En los supuestos más graves, estas conductas pueden suponer infracciones recogidas en la Ley de Seguridad Ciudadana y acarrear sanciones que pueden llegar hasta los 30.000 euros.
Este tipo de grupos en redes sociales suponen un riesgo evidente para la seguridad vial, tal y como insisten desde la Dirección General de Tráfico. Por ello, recomienda salir de ellos para evitar problemas y contribuir a unas carreteras más seguras.
Multa a una mujer en Ibiza
El pasado 4 de enero, la Guardia Civil multó a una mujer en Ibiza por alertar de la presencia de un control de tráfico a través de Telegram. La acusada se enfrenta ahora a una denuncia con una sanción económica que va desde los 601 a los 30.000 euros por uso no autorizado de datos de los miembros de las Fuerzas y Cuerpos de Seguridad del Estado.

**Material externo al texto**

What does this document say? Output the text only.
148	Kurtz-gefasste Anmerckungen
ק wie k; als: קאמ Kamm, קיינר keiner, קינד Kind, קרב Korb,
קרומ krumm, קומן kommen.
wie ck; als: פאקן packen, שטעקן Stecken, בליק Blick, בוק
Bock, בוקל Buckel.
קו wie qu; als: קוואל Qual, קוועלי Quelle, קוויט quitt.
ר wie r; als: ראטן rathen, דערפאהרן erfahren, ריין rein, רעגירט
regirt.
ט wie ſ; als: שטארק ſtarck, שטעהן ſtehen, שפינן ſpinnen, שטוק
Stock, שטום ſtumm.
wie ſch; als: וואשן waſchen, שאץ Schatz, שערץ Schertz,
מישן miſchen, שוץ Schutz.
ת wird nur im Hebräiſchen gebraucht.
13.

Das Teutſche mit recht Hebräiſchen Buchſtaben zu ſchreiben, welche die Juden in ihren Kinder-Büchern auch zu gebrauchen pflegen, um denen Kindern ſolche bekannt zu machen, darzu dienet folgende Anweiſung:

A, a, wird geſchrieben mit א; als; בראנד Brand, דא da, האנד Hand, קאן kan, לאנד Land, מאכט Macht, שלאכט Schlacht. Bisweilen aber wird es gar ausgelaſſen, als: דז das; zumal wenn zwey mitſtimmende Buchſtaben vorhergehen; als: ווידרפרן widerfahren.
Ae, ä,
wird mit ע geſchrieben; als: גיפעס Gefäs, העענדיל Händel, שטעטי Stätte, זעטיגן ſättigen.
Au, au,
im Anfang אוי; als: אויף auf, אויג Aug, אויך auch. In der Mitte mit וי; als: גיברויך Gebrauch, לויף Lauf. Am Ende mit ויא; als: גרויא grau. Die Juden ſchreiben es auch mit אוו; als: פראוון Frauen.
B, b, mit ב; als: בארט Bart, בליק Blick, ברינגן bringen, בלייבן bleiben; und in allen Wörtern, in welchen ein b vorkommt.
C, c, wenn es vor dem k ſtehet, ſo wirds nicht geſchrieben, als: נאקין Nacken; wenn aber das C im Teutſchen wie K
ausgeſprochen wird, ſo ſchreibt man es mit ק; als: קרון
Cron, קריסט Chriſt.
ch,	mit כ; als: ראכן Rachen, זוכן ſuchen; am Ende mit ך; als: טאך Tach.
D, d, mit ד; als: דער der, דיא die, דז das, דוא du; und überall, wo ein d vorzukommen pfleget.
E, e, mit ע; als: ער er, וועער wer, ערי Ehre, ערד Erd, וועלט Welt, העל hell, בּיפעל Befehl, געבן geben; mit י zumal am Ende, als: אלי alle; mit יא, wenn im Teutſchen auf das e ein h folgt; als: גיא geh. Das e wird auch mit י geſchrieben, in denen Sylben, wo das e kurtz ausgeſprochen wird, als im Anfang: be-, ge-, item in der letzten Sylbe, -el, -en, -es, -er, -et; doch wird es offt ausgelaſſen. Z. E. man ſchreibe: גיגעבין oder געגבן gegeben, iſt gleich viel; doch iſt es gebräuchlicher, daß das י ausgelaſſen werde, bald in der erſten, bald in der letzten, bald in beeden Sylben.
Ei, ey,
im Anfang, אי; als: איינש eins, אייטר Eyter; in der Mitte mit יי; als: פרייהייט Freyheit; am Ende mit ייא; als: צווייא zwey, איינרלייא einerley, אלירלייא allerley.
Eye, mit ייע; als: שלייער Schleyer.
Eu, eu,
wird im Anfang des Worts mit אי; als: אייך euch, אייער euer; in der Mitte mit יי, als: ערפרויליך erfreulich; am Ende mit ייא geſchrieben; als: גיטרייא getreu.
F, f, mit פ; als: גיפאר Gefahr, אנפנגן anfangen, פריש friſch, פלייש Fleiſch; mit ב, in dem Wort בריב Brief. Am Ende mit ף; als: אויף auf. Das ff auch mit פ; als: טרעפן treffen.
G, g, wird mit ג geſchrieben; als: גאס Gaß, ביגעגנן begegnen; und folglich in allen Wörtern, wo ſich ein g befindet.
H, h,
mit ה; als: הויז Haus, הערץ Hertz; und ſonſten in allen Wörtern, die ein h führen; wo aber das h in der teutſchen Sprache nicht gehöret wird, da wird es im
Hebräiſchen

Ocurrió durante un control en la carretera EI200, cuando agentes de la Guardia Civil de Santa Eulalia del Río dieron el alto a un turismo en el que viajaban dos mujeres a las que identificaron y, posteriormente, continuaron la marcha sin consecuencias.
Pronto, los agentes notaron que el flujo de vehículos que hasta ese momento era habitual comenzó a disminuir claramente. Muchos estaban tomando un desvío por un camino vecinal paralelo a la carretera donde se estaba realizando el control.
Fue entonces cuando los agentes detectaron un grupo de Telegram en el que supuestamente se estaba dando aviso de la presencia del control de carretera. En uno de los mensajes recientes se especificaba la ubicación exacta del control de la Guardia Civil, en la rotonda de Santa Eulalia.
Tras hacer la pertinente investigación para identificar a la persona que dio el aviso, comprobaron que se trataba, efectivamente, de una de las mujeres que habían interceptado minutos antes de que disminuyera el tráfico.
Amparados por el artículo 36.23 de la Ley Orgánica 4/2015, la Guardia Civil levantó acta a la conductora del turismo, que ahora se enfrenta a una multa que podría ir desde los 601 a los 30.000 euros por la difusión de datos relativos a las Fuerzas y Cuerpos de Seguridad, datos en los que se encuentra la ubicación de controles de carretera en uso.